Design/methodology/approach
The paper involves regression- and meta-analyses on composite-naming data from 23 studies that have followed procedures used by police practitioners for forensic face construction. The corpus for analyses contains 6,464 individual naming responses from 1,069 participants in 41 experimental conditions.
Findings
The analyses reveal that composites constructed from the holistic EvoFIT system were over four-times more identifiable than composites from “Feature” (E-FIT and PRO-fit) and Sketch systems; Sketch was somewhat more effective than Feature systems. EvoFIT was more effective when internal features were created before rather than after selecting hair and the other (blurred) external features. Adding questions about the global appearance of the face (as part of the holistic-cognitive interview (H-CI)) gives a valuable improvement in naming over the standard face-recall cognitive interview (CI) for all three system types tested.
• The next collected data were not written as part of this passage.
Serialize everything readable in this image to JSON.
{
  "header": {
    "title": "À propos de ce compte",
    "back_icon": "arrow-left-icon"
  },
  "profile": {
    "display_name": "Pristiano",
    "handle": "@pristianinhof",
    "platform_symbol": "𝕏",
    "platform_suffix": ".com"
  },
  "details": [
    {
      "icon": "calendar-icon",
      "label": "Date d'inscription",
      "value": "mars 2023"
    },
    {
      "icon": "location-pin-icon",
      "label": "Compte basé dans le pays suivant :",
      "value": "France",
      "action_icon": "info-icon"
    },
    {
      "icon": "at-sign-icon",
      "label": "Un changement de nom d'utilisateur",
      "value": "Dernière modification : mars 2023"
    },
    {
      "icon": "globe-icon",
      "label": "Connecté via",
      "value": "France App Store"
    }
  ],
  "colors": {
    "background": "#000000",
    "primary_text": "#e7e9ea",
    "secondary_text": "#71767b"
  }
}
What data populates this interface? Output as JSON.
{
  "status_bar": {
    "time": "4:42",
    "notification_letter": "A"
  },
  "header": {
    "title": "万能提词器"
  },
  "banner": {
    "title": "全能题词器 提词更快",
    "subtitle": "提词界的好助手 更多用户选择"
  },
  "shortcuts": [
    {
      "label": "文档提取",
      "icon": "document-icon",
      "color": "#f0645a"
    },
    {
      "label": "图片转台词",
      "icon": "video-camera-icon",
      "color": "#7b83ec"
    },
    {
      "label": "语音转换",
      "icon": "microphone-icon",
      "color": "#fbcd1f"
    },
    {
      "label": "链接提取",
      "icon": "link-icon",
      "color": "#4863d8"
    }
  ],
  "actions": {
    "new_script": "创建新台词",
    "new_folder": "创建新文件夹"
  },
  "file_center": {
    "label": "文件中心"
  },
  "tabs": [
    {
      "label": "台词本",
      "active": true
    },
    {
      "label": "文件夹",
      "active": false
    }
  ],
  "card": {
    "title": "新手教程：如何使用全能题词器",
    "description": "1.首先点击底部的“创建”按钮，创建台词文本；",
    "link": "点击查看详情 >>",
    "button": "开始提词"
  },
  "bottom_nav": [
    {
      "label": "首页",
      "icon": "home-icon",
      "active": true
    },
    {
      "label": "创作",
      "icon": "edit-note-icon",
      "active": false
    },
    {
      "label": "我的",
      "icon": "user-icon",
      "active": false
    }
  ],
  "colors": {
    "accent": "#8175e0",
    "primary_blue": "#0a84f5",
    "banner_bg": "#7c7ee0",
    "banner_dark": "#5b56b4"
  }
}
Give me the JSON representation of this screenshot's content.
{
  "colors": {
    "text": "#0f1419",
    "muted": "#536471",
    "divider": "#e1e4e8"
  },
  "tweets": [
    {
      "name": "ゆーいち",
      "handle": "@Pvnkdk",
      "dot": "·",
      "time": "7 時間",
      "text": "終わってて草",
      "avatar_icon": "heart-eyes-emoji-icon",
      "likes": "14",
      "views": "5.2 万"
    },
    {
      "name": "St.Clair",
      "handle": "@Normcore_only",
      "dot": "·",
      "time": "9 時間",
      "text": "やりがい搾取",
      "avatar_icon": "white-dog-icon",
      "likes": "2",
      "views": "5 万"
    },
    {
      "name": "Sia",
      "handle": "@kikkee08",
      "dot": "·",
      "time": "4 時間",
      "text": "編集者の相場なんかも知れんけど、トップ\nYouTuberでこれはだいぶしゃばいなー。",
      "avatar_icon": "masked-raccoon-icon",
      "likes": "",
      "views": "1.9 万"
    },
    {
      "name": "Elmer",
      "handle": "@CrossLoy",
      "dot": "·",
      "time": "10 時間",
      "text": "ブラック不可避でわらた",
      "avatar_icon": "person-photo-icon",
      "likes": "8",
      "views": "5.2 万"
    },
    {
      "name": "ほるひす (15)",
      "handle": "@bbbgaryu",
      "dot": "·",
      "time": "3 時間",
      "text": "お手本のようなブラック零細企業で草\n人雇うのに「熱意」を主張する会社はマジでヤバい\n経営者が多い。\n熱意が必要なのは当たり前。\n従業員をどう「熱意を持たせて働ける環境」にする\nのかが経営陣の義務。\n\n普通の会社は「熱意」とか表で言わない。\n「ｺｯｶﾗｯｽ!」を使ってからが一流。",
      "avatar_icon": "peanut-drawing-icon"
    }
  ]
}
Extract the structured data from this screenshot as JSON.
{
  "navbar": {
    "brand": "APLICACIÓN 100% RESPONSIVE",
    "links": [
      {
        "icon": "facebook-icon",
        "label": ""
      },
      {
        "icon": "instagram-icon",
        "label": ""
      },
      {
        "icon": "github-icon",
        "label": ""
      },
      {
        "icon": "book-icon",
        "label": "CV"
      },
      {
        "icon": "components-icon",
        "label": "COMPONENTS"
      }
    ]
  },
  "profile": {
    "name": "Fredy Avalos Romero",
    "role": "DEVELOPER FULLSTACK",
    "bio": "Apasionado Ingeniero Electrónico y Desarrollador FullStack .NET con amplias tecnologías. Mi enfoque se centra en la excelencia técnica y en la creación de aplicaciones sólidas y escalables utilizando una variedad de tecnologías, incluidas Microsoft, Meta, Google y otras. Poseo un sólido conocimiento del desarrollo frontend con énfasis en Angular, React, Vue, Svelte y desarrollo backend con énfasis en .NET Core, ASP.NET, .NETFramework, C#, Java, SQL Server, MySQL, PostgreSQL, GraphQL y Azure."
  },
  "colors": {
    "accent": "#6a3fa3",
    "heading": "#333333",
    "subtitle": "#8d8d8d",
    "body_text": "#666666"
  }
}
The analysis also confirmed that composites were considerably less effective when constructed from a long (one to two days) compared with a short (0-3.5 hours) retention interval.
Practical implications
Variables were assessed that are of importance to forensic practitioners who construct composites with witnesses and victims of crime.
Originality/value
Using a large corpus of forensically-relevant data, the main result is that EvoFIT using the internal-features method of construction is superior; an H-CI administered prior to face construction is also advantageous (cf. face-recall CI) for EvoFIT as well as for two further contrasting production systems.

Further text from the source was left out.